23. décembre 2016 · Commentaires fermés sur Les robots vont-ils envahir la finance ? · Categories: Général

L’informatique cognitive dispose de nombreux avantages par rapport aux institutions financières. Cependant, beaucoup d’organisations, telles que les organisations syndicales s’inquiètent qu’un jour les robots prennent la place des salariés.

La présence d’un service robotisé pour certains assureurs

La présence des robots dans les institutions bancaires et des compagnies d’assurance est redoutable. Bien que la quatrième révolution industrielle ne soit pas encore là, elle fait son entrée avec quelques balbutiements et les logiciels autoapprenants, qui prennent déjà la place des conseillers clientèles dans ces grandes entités financières françaises.

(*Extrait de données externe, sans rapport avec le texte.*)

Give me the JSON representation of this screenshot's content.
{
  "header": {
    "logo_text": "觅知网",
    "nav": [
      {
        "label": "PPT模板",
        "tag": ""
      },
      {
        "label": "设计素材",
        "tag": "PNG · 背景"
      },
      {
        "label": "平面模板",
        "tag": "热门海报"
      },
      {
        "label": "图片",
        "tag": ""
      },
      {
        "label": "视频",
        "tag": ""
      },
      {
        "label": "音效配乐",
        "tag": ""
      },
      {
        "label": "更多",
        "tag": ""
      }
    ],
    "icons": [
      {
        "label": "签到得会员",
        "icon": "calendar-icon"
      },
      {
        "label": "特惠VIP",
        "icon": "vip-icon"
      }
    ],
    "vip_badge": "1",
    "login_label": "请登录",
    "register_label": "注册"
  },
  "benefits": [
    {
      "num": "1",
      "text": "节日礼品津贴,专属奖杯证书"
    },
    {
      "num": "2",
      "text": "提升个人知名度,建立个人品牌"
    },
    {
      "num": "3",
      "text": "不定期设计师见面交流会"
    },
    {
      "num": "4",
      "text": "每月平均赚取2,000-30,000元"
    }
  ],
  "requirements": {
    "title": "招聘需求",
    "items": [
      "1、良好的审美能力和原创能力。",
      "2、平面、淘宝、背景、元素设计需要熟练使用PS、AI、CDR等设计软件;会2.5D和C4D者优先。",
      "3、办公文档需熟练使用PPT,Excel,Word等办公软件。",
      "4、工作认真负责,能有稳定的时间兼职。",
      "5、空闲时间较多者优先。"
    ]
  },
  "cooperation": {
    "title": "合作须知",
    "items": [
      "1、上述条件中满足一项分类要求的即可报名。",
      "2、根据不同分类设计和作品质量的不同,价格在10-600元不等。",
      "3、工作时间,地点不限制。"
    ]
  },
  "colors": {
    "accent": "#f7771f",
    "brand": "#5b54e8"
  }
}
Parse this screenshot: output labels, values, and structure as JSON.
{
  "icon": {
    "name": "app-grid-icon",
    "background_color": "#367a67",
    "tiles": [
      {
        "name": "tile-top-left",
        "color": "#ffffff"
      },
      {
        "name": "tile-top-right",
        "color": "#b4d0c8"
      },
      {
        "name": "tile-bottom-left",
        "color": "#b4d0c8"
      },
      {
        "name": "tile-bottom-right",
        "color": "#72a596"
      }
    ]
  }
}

Pour le cas de Natixis Assurances, elle se fie par exemple à la start-up Owi pour mieux l’aider dans la gestion du flux massif d’e-mails envoyés aux conseillers. Le robot prend en charge le mail en le lisant et effectue par la suite une analyse sémantique avant de réaliser les degrés de priorité selon le terme utilisé par le client. Il établit ensuite des réponses qui seront utilisés par le commercial pour répondre aux demandes de l’assuré. Le robot sait très bien assurer ces tâches car il a acquis trois mois de formation initiale, au cours de laquelle il faisait face à plus de 10.000 mails, qui lui ont appris le langage de la clientèle.

Vient après l’intérêt de l’intelligence artificielle qui consiste à l’utilisation des logiciels, pour répondre aux clients. De ce fait, les réactions du robot se rapprochent un peu plus de celles des vrais conseillers. Par contre, le Crédit Mutuel –CIC se sert de Watson, qui est le système d’intelligence artificielle d’IBM. Ce dernier est un assistant virtuel épargne et assurance, capable de répondre de façon immédiate aux questions répétitives des clients.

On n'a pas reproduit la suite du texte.